As turtle meat isn’t halal, no one wants to eat it in Pakistan. But, if you ask anyone in the Caymen Islands, whose residents subsist on a diet of the white and dark meat, or a homeopath in China, turtle meat is one of the most expensive rarities on the planet. In a token acknowledgement of its value, the penalty for dealing in turtle meat is Rs2,000 a kilogramme, which would come to nearly one million rupees for the wildlife staffers who were caught trying to ship it out.

No action has been taken even though a report was sent in September 2009 to the chief minister, who is also the chief game warden for the province. To date, all suspects are being paid their wages and no further action other than their suspension has been taken. In 2008, customs officials intercepted a consignment of dried turtle meat that was sent to the Sindh Wildlife Department.

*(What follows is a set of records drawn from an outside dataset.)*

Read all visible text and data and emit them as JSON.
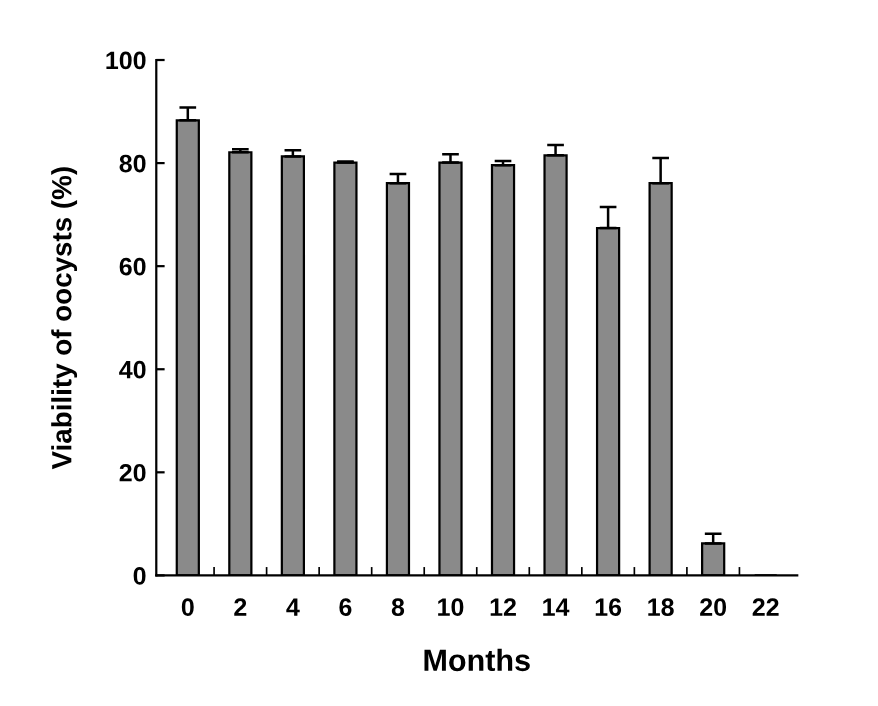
{
  "chart_data": {
    "type": "bar",
    "xlabel": "Months",
    "ylabel": "Viability of oocysts (%)",
    "categories": [
      "0",
      "2",
      "4",
      "6",
      "8",
      "10",
      "12",
      "14",
      "16",
      "18",
      "20",
      "22"
    ],
    "values": [
      88.3,
      82.1,
      81.3,
      80.1,
      76.1,
      80.1,
      79.6,
      81.5,
      67.4,
      76.1,
      6.2,
      0
    ],
    "errors": [
      [
        88.3,
        90.8
      ],
      [
        82.1,
        82.7
      ],
      [
        81.3,
        82.5
      ],
      [
        80.1,
        80.3
      ],
      [
        76.1,
        77.9
      ],
      [
        80.1,
        81.7
      ],
      [
        79.6,
        80.4
      ],
      [
        81.5,
        83.5
      ],
      [
        67.4,
        71.5
      ],
      [
        76.1,
        81.0
      ],
      [
        6.2,
        8.1
      ],
      null
    ],
    "color": "#8a8a8a",
    "ylim": [
      0,
      100
    ],
    "yticks": [
      0,
      20,
      40,
      60,
      80,
      100
    ],
    "grid": false
  }
}
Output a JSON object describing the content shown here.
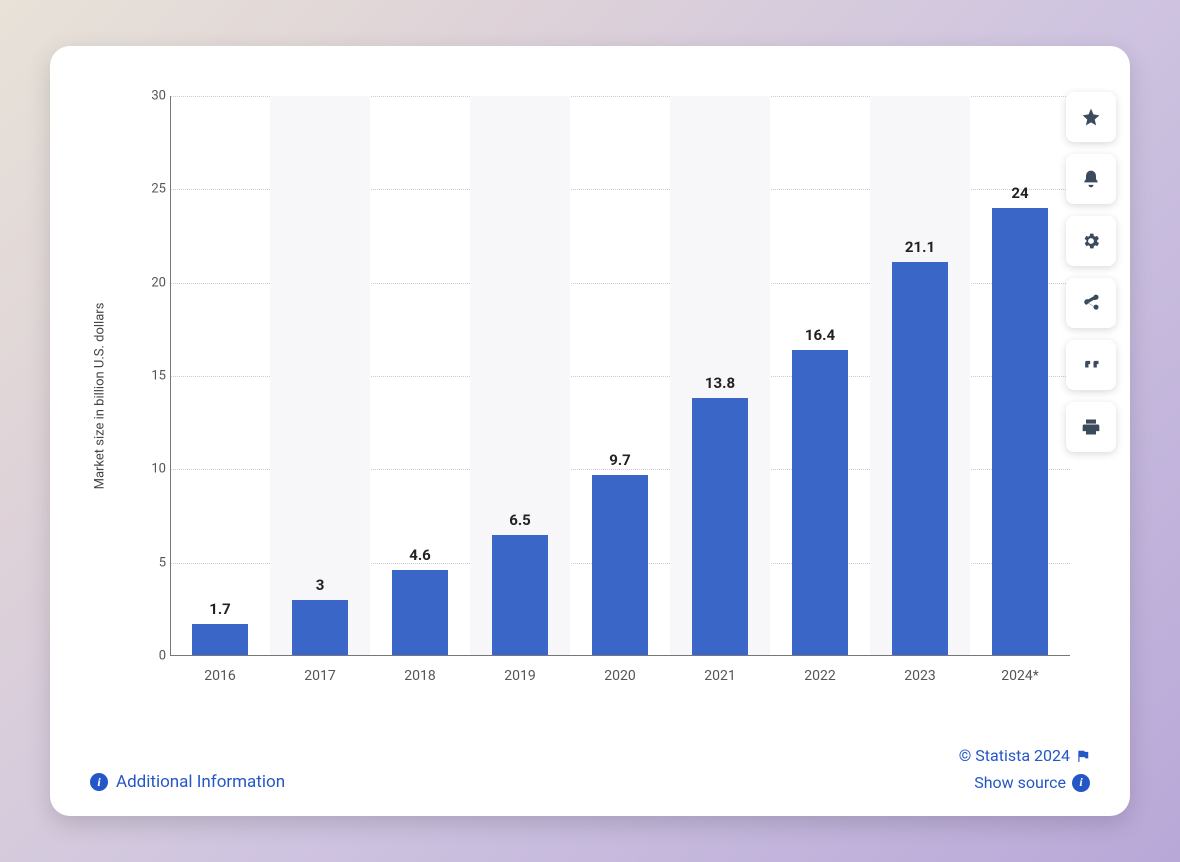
{
  "chart": {
    "type": "bar",
    "y_axis_label": "Market size in billion U.S. dollars",
    "categories": [
      "2016",
      "2017",
      "2018",
      "2019",
      "2020",
      "2021",
      "2022",
      "2023",
      "2024*"
    ],
    "values": [
      1.7,
      3,
      4.6,
      6.5,
      9.7,
      13.8,
      16.4,
      21.1,
      24
    ],
    "value_labels": [
      "1.7",
      "3",
      "4.6",
      "6.5",
      "9.7",
      "13.8",
      "16.4",
      "21.1",
      "24"
    ],
    "ylim": [
      0,
      30
    ],
    "ytick_step": 5,
    "yticks": [
      0,
      5,
      10,
      15,
      20,
      25,
      30
    ],
    "bar_color": "#3a66c8",
    "bar_width_ratio": 0.56,
    "grid_color": "#cccccc",
    "alt_background_color": "#f7f7f9",
    "label_fontsize": 15,
    "tick_fontsize": 13,
    "background_color": "#ffffff"
  },
  "footer": {
    "additional_info_label": "Additional Information",
    "copyright_text": "© Statista 2024",
    "show_source_label": "Show source"
  },
  "side_actions": {
    "items": [
      {
        "name": "favorite",
        "icon": "star"
      },
      {
        "name": "notify",
        "icon": "bell"
      },
      {
        "name": "settings",
        "icon": "gear"
      },
      {
        "name": "share",
        "icon": "share"
      },
      {
        "name": "cite",
        "icon": "quote"
      },
      {
        "name": "print",
        "icon": "print"
      }
    ]
  }
}
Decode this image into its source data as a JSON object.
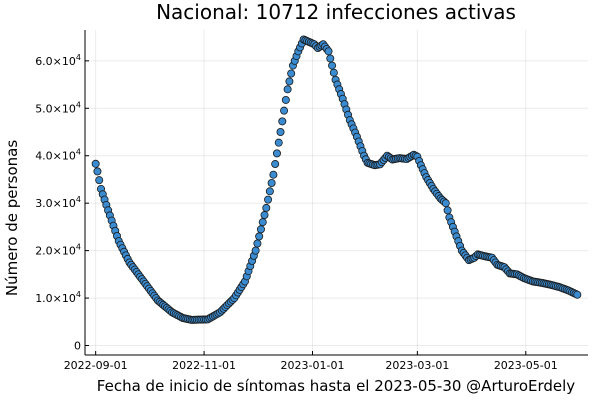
{
  "chart_data": {
    "type": "scatter",
    "title": "Nacional:  10712 infecciones activas",
    "xlabel": "Fecha de inicio de síntomas hasta el 2023-05-30 @ArturoErdely",
    "ylabel": "Número de personas",
    "x_range": [
      "2022-09-01",
      "2023-05-30"
    ],
    "xlim": [
      "2022-08-26",
      "2023-06-05"
    ],
    "ylim": [
      -2000,
      66500
    ],
    "x_ticks": [
      "2022-09-01",
      "2022-11-01",
      "2023-01-01",
      "2023-03-01",
      "2023-05-01"
    ],
    "y_ticks": [
      {
        "value": 0,
        "label": "0"
      },
      {
        "value": 10000,
        "label": "1.0×10",
        "exp": "4"
      },
      {
        "value": 20000,
        "label": "2.0×10",
        "exp": "4"
      },
      {
        "value": 30000,
        "label": "3.0×10",
        "exp": "4"
      },
      {
        "value": 40000,
        "label": "4.0×10",
        "exp": "4"
      },
      {
        "value": 50000,
        "label": "5.0×10",
        "exp": "4"
      },
      {
        "value": 60000,
        "label": "6.0×10",
        "exp": "4"
      }
    ],
    "grid": true,
    "legend": "none",
    "marker_color": "#3a8bd0",
    "series": [
      {
        "start_date": "2022-09-01",
        "keypoints": [
          [
            "2022-09-01",
            38300
          ],
          [
            "2022-09-02",
            36700
          ],
          [
            "2022-09-04",
            33000
          ],
          [
            "2022-09-08",
            28500
          ],
          [
            "2022-09-14",
            22000
          ],
          [
            "2022-09-20",
            17500
          ],
          [
            "2022-09-28",
            13500
          ],
          [
            "2022-10-06",
            9500
          ],
          [
            "2022-10-14",
            7000
          ],
          [
            "2022-10-20",
            5800
          ],
          [
            "2022-10-25",
            5400
          ],
          [
            "2022-11-03",
            5500
          ],
          [
            "2022-11-10",
            7000
          ],
          [
            "2022-11-18",
            10000
          ],
          [
            "2022-11-24",
            13500
          ],
          [
            "2022-11-30",
            20000
          ],
          [
            "2022-12-06",
            29000
          ],
          [
            "2022-12-10",
            36000
          ],
          [
            "2022-12-14",
            45000
          ],
          [
            "2022-12-18",
            54000
          ],
          [
            "2022-12-21",
            59000
          ],
          [
            "2022-12-24",
            62000
          ],
          [
            "2022-12-27",
            64500
          ],
          [
            "2022-12-30",
            64000
          ],
          [
            "2023-01-02",
            63500
          ],
          [
            "2023-01-04",
            62700
          ],
          [
            "2023-01-07",
            63500
          ],
          [
            "2023-01-10",
            62000
          ],
          [
            "2023-01-14",
            56000
          ],
          [
            "2023-01-18",
            52000
          ],
          [
            "2023-01-22",
            47500
          ],
          [
            "2023-01-26",
            44000
          ],
          [
            "2023-01-30",
            40000
          ],
          [
            "2023-02-01",
            38500
          ],
          [
            "2023-02-05",
            38000
          ],
          [
            "2023-02-08",
            38200
          ],
          [
            "2023-02-12",
            40000
          ],
          [
            "2023-02-15",
            39200
          ],
          [
            "2023-02-19",
            39500
          ],
          [
            "2023-02-23",
            39300
          ],
          [
            "2023-02-27",
            40200
          ],
          [
            "2023-03-01",
            39800
          ],
          [
            "2023-03-03",
            38000
          ],
          [
            "2023-03-06",
            35500
          ],
          [
            "2023-03-10",
            33000
          ],
          [
            "2023-03-14",
            31000
          ],
          [
            "2023-03-17",
            30000
          ],
          [
            "2023-03-19",
            27000
          ],
          [
            "2023-03-22",
            24000
          ],
          [
            "2023-03-26",
            20000
          ],
          [
            "2023-03-30",
            18000
          ],
          [
            "2023-04-02",
            18500
          ],
          [
            "2023-04-04",
            19200
          ],
          [
            "2023-04-08",
            18800
          ],
          [
            "2023-04-12",
            18500
          ],
          [
            "2023-04-15",
            17000
          ],
          [
            "2023-04-19",
            16500
          ],
          [
            "2023-04-22",
            15200
          ],
          [
            "2023-04-26",
            15000
          ],
          [
            "2023-04-30",
            14200
          ],
          [
            "2023-05-05",
            13500
          ],
          [
            "2023-05-10",
            13200
          ],
          [
            "2023-05-15",
            12800
          ],
          [
            "2023-05-20",
            12300
          ],
          [
            "2023-05-25",
            11600
          ],
          [
            "2023-05-30",
            10712
          ]
        ]
      }
    ]
  }
}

A year later, on July 15, 2009, two wildlife staffers, driver Ghulam Nabi and clerk Bashir Shiekh, were caught by the Karachi Game Warden Shahabuddin and Railway Police DSP Shafee Muhammad Mughal at the Karachi railway station with the same consignment. Wildlife conservator Hussain Bakhsh Bhagat was in Saudi Arabia for Umrah at that time and in his absence, Deputy Conservator Dr Fehmida was overseeing administrative matters.

Sindh Chief Secretary Fazlur Rehman ordered an investigation into the incident, appointing Auqaf Secretary Younus Dhaga as the chief investigating officer. Sindh wildlife secretary Mushtaq Memon also held wildlife conservator Bhagat responsible for the crime, since the suspects were employees of his department.

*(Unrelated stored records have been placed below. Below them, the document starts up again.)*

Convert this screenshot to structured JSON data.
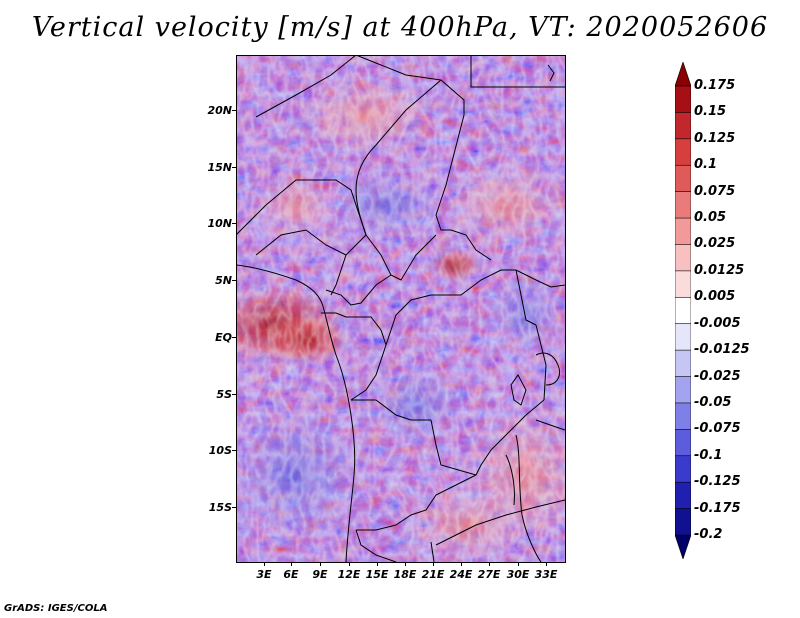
{
  "title": "Vertical velocity [m/s] at 400hPa, VT: 2020052606",
  "footer": "GrADS: IGES/COLA",
  "latitude_labels": [
    "20N",
    "15N",
    "10N",
    "5N",
    "EQ",
    "5S",
    "10S",
    "15S"
  ],
  "longitude_labels": [
    "3E",
    "6E",
    "9E",
    "12E",
    "15E",
    "18E",
    "21E",
    "24E",
    "27E",
    "30E",
    "33E"
  ],
  "colorbar": {
    "labels": [
      "0.175",
      "0.15",
      "0.125",
      "0.1",
      "0.075",
      "0.05",
      "0.025",
      "0.0125",
      "0.005",
      "-0.005",
      "-0.0125",
      "-0.025",
      "-0.05",
      "-0.075",
      "-0.1",
      "-0.125",
      "-0.175",
      "-0.2"
    ],
    "colors": [
      "#8b0000",
      "#a50f15",
      "#c1272d",
      "#d73f3f",
      "#e05a5a",
      "#ea7b7b",
      "#f29a9a",
      "#f8c0c0",
      "#fbdcdc",
      "#ffffff",
      "#e6e6fa",
      "#c6c6f5",
      "#a3a3f0",
      "#7f7fe8",
      "#5c5cdc",
      "#3a3acc",
      "#2020b0",
      "#101090",
      "#000066"
    ]
  }
}
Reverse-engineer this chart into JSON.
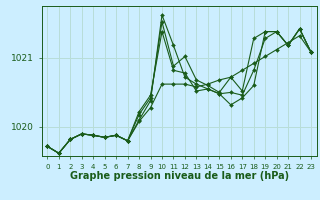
{
  "background_color": "#cceeff",
  "plot_bg_color": "#cceeff",
  "line_color": "#1a5c1a",
  "grid_color": "#b8ddd8",
  "xlabel": "Graphe pression niveau de la mer (hPa)",
  "xlabel_fontsize": 7,
  "ylabel_ticks": [
    1020,
    1021
  ],
  "xlim": [
    -0.5,
    23.5
  ],
  "ylim": [
    1019.58,
    1021.75
  ],
  "xticks": [
    0,
    1,
    2,
    3,
    4,
    5,
    6,
    7,
    8,
    9,
    10,
    11,
    12,
    13,
    14,
    15,
    16,
    17,
    18,
    19,
    20,
    21,
    22,
    23
  ],
  "series": [
    [
      1019.72,
      1019.62,
      1019.82,
      1019.9,
      1019.88,
      1019.85,
      1019.88,
      1019.8,
      1020.1,
      1020.38,
      1021.62,
      1021.18,
      1020.72,
      1020.62,
      1020.55,
      1020.48,
      1020.32,
      1020.42,
      1020.6,
      1021.38,
      1021.38,
      1021.18,
      1021.42,
      1021.08
    ],
    [
      1019.72,
      1019.62,
      1019.82,
      1019.9,
      1019.88,
      1019.85,
      1019.88,
      1019.8,
      1020.18,
      1020.42,
      1021.52,
      1020.88,
      1021.02,
      1020.68,
      1020.6,
      1020.5,
      1020.72,
      1020.52,
      1021.28,
      1021.38,
      1021.38,
      1021.18,
      1021.42,
      1021.08
    ],
    [
      1019.72,
      1019.62,
      1019.82,
      1019.9,
      1019.88,
      1019.85,
      1019.88,
      1019.8,
      1020.22,
      1020.46,
      1021.38,
      1020.82,
      1020.78,
      1020.52,
      1020.55,
      1020.48,
      1020.5,
      1020.46,
      1020.82,
      1021.28,
      1021.38,
      1021.18,
      1021.42,
      1021.08
    ],
    [
      1019.72,
      1019.62,
      1019.82,
      1019.9,
      1019.88,
      1019.85,
      1019.88,
      1019.8,
      1020.08,
      1020.28,
      1020.62,
      1020.62,
      1020.62,
      1020.58,
      1020.62,
      1020.68,
      1020.72,
      1020.82,
      1020.92,
      1021.02,
      1021.12,
      1021.22,
      1021.32,
      1021.08
    ]
  ]
}
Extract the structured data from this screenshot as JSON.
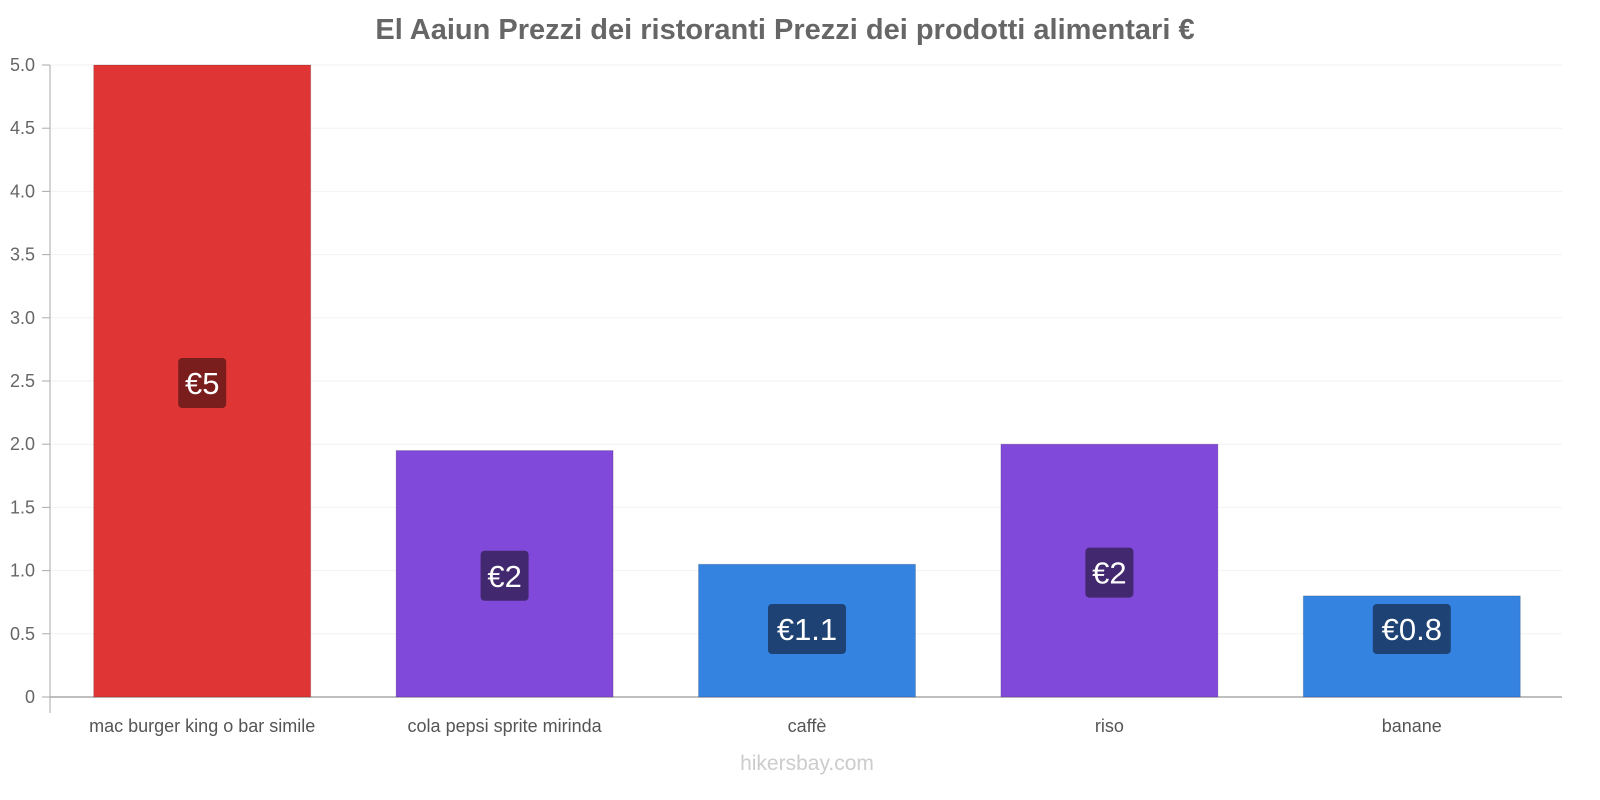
{
  "chart_data": {
    "type": "bar",
    "title": "El Aaiun Prezzi dei ristoranti Prezzi dei prodotti alimentari €",
    "xlabel": "",
    "ylabel": "",
    "ylim": [
      0,
      5
    ],
    "yticks": [
      "0",
      "0.5",
      "1.0",
      "1.5",
      "2.0",
      "2.5",
      "3.0",
      "3.5",
      "4.0",
      "4.5",
      "5.0"
    ],
    "grid": true,
    "categories": [
      "mac burger king o bar simile",
      "cola pepsi sprite mirinda",
      "caffè",
      "riso",
      "banane"
    ],
    "values": [
      5.0,
      1.95,
      1.05,
      2.0,
      0.8
    ],
    "data_labels": [
      "€5",
      "€2",
      "€1.1",
      "€2",
      "€0.8"
    ],
    "bar_colors": [
      "#e03535",
      "#8149d9",
      "#3583e0",
      "#8149d9",
      "#3583e0"
    ],
    "label_colors": [
      "#7a1d1d",
      "#42286f",
      "#1d4273",
      "#42286f",
      "#1d4273"
    ]
  },
  "watermark": "hikersbay.com"
}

Both the driver and the clerk were temporarily suspended, while a report was sent to the Sindh chief minister. According to official sources, it names the driver and the clerk for the smuggling attempt and absolves Bhagat. One report was submitted to the chief minister in September 2009 but no further action has been taken in the case, said Bhagat while speaking to Express News. Since the provincial conservator was being held responsible in the case himself, he was not part of the investigation and did not receive any orders to conduct an inquiry against the implicated employees.

According to the report submitted to the CM, the three employees accused of smuggling were driver Ghulam Nabi, junior clerk Bashir Ahmed Sheikh, who is also a field officer for the game warden, and watchman Zark Amin. The employees claimed that they were taking the meat to get it weighed.

The turtle meat was taken to the railway station in one of the wildlife cars, bearing the number GS4126. Internal problems An amendment to the Wildlife Ordinance, Sindh in 1972 required that an honourary district game warden be appointed to work along with the conservator. However, the honorary warden does not report to the conservator and instead is only answerable to the chief minister.

The honorary warden works without any wages and his responsibilities include preventing illegal hunting and enforcing penalties at his or her discretion. Every new government appoints its own honorary game warden, said the official. And since these employees are working without wages, they often succumb to bribes and smuggling, the official alleged.

Another problem is that smuggled goods, which include prohibited birds, animals, turtles and their meat, which are seized by the game warden, are not recorded. There is no written documentation of such detained material, even while their court cases are underway, added the report.